Changpeng “CZ” Zhao, CEO of the world’s first exchange, Binance, disagrees. “Should we list everything? I don't know,” he tells me, a week after the terra luna meltdown. “I mean, Netflix dropped on Nasdaq. Should we not have a stock exchange?” He says that he did not see any “intentional scamming behavior” from the terra luna team, and he still believes in the potential of algorithmic stablecoins. Binance invested $3 million in the terra luna project in 2018.
“Let’s take a longer view. No currency we use today has lasted longer than 300 years,” CZ says. (Terra luna lasted about three years.)
In many circles, the hope is that the current market collapse will end up teaching people some valuable lessons about who to trust and who not to. Some hope it could also cleanse the industry of the weaker, frothier projects.

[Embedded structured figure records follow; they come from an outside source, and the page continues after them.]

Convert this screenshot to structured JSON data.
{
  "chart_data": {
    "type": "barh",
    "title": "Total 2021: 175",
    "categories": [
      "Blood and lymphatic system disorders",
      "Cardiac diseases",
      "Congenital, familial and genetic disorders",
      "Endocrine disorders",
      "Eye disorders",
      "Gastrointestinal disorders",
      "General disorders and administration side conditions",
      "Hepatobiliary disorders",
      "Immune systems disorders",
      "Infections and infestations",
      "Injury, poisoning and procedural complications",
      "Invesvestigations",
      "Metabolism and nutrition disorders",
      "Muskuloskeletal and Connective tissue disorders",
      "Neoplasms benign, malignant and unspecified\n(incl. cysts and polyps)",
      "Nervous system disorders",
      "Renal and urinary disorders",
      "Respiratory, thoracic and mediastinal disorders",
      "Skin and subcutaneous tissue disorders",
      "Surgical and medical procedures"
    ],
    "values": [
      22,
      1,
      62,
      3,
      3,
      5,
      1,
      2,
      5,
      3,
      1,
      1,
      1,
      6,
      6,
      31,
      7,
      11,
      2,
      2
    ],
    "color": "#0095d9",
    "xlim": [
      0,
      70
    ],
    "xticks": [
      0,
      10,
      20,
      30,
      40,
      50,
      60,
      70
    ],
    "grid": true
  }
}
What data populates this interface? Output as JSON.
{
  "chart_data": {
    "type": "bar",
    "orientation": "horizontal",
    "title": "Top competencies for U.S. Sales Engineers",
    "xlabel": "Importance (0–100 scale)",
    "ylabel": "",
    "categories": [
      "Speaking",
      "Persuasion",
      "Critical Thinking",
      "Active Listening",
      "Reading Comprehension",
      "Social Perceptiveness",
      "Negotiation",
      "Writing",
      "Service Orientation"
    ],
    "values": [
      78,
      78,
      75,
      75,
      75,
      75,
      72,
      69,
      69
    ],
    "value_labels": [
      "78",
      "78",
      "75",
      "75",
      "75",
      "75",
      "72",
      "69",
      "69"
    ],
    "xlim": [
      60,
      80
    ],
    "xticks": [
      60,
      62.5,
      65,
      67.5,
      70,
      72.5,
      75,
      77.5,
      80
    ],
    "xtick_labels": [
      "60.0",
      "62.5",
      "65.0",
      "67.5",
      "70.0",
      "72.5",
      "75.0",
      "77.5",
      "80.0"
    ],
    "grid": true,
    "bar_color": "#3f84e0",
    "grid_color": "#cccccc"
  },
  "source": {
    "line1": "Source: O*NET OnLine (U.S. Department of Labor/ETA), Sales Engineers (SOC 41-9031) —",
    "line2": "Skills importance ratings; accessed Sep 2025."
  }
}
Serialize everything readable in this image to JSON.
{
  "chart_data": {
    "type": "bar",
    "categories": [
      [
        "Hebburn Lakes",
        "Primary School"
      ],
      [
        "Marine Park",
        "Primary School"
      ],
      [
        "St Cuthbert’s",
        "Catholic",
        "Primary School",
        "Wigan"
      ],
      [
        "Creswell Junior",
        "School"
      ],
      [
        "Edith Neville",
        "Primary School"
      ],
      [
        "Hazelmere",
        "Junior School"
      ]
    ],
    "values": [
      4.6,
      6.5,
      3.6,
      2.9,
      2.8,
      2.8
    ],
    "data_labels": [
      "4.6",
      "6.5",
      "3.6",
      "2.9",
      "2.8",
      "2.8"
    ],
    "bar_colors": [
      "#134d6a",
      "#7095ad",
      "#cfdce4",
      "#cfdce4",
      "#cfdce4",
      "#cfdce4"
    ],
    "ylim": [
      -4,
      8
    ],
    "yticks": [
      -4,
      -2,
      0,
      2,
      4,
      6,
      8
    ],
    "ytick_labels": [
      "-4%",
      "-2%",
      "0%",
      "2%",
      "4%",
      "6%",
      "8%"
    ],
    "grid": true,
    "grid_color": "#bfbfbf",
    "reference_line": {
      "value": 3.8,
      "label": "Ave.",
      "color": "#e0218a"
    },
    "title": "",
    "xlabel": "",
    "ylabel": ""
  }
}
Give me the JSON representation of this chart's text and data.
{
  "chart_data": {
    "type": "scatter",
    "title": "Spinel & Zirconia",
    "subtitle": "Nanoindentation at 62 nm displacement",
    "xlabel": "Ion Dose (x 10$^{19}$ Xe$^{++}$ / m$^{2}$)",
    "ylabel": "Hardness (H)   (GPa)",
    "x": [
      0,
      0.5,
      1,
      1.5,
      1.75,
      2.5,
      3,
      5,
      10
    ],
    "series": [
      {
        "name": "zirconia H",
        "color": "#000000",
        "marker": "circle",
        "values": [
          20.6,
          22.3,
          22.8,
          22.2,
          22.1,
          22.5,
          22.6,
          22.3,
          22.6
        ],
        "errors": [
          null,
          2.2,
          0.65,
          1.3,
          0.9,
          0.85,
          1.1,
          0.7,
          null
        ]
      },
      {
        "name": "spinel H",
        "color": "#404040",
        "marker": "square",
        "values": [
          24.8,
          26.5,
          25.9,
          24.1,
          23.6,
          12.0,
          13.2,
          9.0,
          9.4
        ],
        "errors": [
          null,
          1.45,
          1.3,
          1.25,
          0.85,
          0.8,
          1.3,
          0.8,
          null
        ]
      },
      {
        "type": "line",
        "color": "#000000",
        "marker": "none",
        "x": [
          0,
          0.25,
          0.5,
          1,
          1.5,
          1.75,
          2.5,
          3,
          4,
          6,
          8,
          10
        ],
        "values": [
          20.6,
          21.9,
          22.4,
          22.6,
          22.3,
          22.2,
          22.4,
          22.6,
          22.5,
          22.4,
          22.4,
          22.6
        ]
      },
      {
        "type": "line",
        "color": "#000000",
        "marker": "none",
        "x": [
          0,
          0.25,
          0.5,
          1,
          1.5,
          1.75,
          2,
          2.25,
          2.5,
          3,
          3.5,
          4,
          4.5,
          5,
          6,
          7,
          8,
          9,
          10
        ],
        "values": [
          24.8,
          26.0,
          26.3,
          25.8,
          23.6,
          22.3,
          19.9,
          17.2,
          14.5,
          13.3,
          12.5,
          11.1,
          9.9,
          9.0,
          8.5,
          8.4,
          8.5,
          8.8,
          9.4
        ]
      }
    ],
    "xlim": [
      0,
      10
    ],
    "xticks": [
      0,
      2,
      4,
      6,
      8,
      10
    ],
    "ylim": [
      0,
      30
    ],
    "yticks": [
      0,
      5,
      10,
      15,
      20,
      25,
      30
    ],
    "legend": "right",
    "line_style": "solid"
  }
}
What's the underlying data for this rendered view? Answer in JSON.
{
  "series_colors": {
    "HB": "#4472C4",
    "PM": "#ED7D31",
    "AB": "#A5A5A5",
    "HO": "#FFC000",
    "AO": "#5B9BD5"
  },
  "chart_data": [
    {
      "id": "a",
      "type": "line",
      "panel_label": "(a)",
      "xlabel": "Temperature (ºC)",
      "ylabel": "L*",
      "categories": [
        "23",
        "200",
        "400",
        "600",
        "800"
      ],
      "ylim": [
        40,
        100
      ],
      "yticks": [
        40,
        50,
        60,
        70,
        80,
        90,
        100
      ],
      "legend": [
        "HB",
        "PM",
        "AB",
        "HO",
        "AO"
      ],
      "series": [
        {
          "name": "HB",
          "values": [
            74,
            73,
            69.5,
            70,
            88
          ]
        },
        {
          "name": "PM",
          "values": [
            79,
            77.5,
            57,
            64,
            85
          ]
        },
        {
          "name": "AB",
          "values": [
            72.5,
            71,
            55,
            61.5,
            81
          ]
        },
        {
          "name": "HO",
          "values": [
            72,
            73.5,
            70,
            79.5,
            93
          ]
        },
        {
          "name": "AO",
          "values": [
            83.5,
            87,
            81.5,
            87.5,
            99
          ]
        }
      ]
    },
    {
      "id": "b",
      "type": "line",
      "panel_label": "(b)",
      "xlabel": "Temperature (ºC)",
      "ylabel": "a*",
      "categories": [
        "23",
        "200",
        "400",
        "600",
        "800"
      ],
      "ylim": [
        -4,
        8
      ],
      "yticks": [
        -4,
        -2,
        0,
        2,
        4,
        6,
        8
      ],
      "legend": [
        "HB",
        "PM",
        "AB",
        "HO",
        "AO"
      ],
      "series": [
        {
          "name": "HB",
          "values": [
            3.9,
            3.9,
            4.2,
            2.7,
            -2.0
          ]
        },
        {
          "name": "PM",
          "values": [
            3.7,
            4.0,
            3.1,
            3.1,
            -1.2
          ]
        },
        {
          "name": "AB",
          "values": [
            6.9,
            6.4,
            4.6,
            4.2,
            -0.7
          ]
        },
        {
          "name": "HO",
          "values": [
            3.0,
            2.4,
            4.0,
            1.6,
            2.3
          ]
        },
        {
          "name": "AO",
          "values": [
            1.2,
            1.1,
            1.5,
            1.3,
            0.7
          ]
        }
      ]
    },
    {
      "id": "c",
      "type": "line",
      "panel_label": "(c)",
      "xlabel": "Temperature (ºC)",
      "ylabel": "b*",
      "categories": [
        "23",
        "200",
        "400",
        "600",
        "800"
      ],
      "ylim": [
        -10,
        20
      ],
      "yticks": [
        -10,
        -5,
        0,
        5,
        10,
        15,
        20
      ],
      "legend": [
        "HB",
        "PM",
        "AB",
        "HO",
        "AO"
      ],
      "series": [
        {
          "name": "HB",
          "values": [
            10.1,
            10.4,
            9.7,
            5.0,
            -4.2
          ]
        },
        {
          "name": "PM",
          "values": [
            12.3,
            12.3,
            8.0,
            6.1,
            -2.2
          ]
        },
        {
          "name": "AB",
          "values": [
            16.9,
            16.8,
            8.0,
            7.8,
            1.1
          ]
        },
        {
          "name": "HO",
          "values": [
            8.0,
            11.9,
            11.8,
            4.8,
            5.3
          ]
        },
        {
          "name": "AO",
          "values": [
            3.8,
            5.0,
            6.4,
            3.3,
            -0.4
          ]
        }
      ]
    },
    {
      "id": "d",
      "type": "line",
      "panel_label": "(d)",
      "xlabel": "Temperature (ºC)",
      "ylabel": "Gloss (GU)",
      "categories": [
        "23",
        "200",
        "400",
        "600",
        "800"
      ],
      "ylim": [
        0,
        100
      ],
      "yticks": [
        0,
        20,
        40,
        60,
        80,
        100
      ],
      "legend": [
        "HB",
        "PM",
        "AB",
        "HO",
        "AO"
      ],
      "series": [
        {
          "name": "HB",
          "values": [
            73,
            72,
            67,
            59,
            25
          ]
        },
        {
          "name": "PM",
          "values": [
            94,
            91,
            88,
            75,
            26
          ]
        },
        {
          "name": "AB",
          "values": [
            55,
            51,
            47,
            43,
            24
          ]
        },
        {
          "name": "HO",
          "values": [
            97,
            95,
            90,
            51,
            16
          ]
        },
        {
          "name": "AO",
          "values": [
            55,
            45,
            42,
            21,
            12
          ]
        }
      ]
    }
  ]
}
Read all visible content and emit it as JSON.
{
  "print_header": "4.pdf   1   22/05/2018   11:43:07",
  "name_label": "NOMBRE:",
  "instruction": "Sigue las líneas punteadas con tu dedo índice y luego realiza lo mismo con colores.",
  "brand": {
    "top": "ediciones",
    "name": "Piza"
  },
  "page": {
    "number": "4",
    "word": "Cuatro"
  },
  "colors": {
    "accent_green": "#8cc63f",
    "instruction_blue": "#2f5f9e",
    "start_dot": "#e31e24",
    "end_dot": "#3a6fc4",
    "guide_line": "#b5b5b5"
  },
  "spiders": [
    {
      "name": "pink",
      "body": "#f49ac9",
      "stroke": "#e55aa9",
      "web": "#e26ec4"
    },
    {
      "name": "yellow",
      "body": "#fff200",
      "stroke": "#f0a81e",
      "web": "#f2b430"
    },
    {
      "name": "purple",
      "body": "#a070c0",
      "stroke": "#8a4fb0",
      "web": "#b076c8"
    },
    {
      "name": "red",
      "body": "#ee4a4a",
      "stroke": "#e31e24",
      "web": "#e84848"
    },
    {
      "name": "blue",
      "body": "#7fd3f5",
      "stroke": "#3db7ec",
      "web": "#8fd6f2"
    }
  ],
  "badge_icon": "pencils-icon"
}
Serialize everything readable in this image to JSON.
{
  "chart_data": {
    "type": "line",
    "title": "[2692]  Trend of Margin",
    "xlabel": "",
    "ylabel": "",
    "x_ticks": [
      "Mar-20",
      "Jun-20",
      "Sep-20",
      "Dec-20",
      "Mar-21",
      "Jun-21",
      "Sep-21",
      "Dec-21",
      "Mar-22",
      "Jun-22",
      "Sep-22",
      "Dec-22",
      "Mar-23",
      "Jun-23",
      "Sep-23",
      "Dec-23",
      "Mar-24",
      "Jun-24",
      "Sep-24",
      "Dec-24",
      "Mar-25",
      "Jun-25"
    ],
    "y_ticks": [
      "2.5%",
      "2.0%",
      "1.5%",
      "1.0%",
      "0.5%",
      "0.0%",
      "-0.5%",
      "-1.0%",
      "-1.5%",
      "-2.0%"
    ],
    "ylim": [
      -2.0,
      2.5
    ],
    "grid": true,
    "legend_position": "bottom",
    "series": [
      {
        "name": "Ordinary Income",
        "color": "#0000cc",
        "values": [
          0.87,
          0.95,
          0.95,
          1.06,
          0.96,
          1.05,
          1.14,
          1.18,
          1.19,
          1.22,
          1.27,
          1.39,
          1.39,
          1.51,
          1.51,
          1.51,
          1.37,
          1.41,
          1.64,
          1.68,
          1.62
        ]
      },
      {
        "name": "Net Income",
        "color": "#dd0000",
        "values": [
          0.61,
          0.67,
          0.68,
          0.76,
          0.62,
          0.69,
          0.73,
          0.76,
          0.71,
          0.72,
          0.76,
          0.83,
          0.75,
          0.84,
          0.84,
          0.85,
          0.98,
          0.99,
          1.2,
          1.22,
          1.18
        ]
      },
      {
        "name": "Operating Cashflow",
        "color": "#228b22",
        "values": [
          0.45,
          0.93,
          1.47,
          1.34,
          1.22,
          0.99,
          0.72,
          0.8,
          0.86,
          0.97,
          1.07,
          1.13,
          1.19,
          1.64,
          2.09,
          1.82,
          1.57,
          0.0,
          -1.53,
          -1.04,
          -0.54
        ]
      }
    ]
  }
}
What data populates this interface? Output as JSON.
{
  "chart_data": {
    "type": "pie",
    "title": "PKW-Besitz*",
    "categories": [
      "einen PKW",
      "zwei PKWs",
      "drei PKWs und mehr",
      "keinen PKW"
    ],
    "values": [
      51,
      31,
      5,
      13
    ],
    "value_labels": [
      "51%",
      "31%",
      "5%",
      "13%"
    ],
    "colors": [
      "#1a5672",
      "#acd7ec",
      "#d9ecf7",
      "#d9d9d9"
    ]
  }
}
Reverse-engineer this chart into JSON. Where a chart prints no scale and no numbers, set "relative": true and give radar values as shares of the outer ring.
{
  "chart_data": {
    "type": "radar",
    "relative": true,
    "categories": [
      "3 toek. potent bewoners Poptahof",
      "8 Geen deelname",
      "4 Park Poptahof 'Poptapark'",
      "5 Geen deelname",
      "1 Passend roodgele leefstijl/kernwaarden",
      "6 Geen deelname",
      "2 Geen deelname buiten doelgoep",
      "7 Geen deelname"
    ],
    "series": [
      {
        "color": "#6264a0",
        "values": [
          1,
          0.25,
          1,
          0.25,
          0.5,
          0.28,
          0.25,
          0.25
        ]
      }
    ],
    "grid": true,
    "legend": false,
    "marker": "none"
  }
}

An oft-repeated analogy is to what happened when the dotcom bubble popped: Legions of shonky startups fizzled out of existence, leaving behind the Amazons and the eBays. “These down markets are good for crypto because they’re humbling,” says Kristin Smith, executive director of cryptocurrency lobbying group the Blockchain Association. “This is ultimately going to make everyone better and stronger.” Furthermore, she says, regulators are taking notice, and they’ll act more swiftly now that they have clear examples of what can go wrong.
That does not necessarily mean that we have heard the last of cuckoo crypto finance. “People are stupid,” Ardoino says. “They will make the same mistakes again. That happens in the traditional financial industry: People go long and short on futures all the time everywhere, not just in crypto. There is only so much you can teach people.”